Java Application Integration with PostgreSQL Database via JDBC:

A Java application using Eclipse and the JDBC guide provided with PostgreSQL 11.

The application should offer a menu for the following options:

  1. Enter connection details for a specific PostgreSQL database (IP address, database name, username, password).
  2. Validate Current Transaction / Start New.
  3. Cancel Current Transaction.
  4. Display all labs (code, title, field).
  5. Display all knowledge areas (code, title).
  6. Change lab name using specific code entered by the user.
  7. Change knowledge area title using specific code entered by the user.
  8. Enter grades for a specific course code in the current semester.
  9. Revert a specific number of recent grade entries.

Construction of Updatable Views:

An updatable view for a relevant database table and test its functionality.

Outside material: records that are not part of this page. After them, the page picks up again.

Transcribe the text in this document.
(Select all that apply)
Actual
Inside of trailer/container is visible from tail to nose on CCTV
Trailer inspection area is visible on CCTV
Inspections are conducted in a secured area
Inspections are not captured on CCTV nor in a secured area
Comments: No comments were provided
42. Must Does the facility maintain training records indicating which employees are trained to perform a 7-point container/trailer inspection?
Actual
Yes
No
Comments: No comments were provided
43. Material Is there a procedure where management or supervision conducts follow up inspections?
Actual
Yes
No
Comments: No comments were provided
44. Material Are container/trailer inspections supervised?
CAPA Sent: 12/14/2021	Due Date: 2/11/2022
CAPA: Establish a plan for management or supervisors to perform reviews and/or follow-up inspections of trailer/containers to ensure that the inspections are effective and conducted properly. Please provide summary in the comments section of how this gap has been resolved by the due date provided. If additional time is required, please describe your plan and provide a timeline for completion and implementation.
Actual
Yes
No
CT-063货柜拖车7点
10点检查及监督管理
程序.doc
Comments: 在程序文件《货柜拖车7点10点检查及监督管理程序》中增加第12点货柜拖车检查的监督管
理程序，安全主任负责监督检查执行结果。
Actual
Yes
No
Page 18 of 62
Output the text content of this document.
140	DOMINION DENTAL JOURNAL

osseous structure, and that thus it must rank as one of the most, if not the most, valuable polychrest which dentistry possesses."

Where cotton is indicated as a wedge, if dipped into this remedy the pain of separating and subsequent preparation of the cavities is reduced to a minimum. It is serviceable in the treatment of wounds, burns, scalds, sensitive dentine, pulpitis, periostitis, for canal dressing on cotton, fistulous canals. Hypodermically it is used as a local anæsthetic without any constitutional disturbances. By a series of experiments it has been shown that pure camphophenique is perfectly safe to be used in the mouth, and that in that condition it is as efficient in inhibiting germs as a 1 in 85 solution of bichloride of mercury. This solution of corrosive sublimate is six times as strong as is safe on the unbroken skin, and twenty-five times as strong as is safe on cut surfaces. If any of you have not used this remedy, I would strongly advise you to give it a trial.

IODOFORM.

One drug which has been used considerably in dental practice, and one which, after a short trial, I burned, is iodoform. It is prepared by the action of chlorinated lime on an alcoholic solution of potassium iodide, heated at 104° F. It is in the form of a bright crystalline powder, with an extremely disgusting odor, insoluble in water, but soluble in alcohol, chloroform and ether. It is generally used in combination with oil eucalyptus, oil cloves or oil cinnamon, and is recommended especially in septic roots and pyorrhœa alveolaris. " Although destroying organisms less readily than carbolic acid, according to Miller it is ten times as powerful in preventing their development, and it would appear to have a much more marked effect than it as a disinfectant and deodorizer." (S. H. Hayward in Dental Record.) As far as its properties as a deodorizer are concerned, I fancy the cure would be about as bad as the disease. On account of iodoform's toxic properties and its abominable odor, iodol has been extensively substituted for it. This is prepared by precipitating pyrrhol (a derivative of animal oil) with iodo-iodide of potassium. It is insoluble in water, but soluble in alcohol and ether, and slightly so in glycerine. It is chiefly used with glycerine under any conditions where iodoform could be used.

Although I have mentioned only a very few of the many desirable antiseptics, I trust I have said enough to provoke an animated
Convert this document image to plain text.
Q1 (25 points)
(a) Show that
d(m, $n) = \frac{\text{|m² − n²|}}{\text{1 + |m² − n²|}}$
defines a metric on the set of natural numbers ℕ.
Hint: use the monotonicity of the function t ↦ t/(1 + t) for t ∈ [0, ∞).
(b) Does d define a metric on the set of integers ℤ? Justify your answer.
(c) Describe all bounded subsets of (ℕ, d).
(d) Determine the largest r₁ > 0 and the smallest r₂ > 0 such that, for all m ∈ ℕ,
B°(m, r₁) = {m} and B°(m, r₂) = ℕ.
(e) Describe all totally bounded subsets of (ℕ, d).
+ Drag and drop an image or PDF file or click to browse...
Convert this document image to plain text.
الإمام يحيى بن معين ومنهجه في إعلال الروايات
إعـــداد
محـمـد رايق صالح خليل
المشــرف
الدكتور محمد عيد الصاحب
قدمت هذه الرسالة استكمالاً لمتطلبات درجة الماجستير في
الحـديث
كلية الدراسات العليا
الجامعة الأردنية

  1. Build a view displaying all department labs' information, including director's full name, contact email, title, knowledge areas, and sector.
  2. Make this complex view updatable by implementing suitable INSTEAD OF triggers.
  3. Updates to the view should correspondingly affect fields in the Lab and Professor tables, triggering changes in Covers table.

Performance Study and Physical Design:

  • Query task: Find students with entry dates after 1/9/2010 and before 1/9/2012, who have passed a course with a grade greater than 9, and the course instructor has the same name as the student.

In order to have a comprehensive picture of the performance of the query, we first ran the above query on the relatively small database that was given to us initially.

q1

Using different index types:

One of the ways to improve the execution time of a query is to use indexes. By implementing indexes on the appropriate fields, serial reading of an array can be avoided, since the rows that match the conditions are selected more quickly. Hash indexes are only suitable for equality queries, while b-tree indexes can handle equality but also range queries, as is the question given to us. Both were applied to observe the differences.

B-Tree

q2

The PostegreSQL query planner will use the B-tree index criterion, where the indexed column is involved in a comparison relation using the following operators: < , <= ,= ,>=,>. It's not always the fastest way compared to a simple scan and sort but it can prove to be helpful in some cases.

Hash

q3

The Hash indexes can only handle simple equality relations and point queries where we are interested in a value or a very small set of values. The optimizer will use a Hash criterion whenever an indexed column is involved in relation to the equality operator '='. It is of no use at all for range queries

Using clustering:

q4

Increasing student data (by 2000):

Without indexes:

incr-noindex

Clustering with B-tree:

incr-clust

Conclusion:

In the case of few data the use of hash index can improve the speed, but in the case of a large amount of data the use of Clustering with B-tree index is more efficient.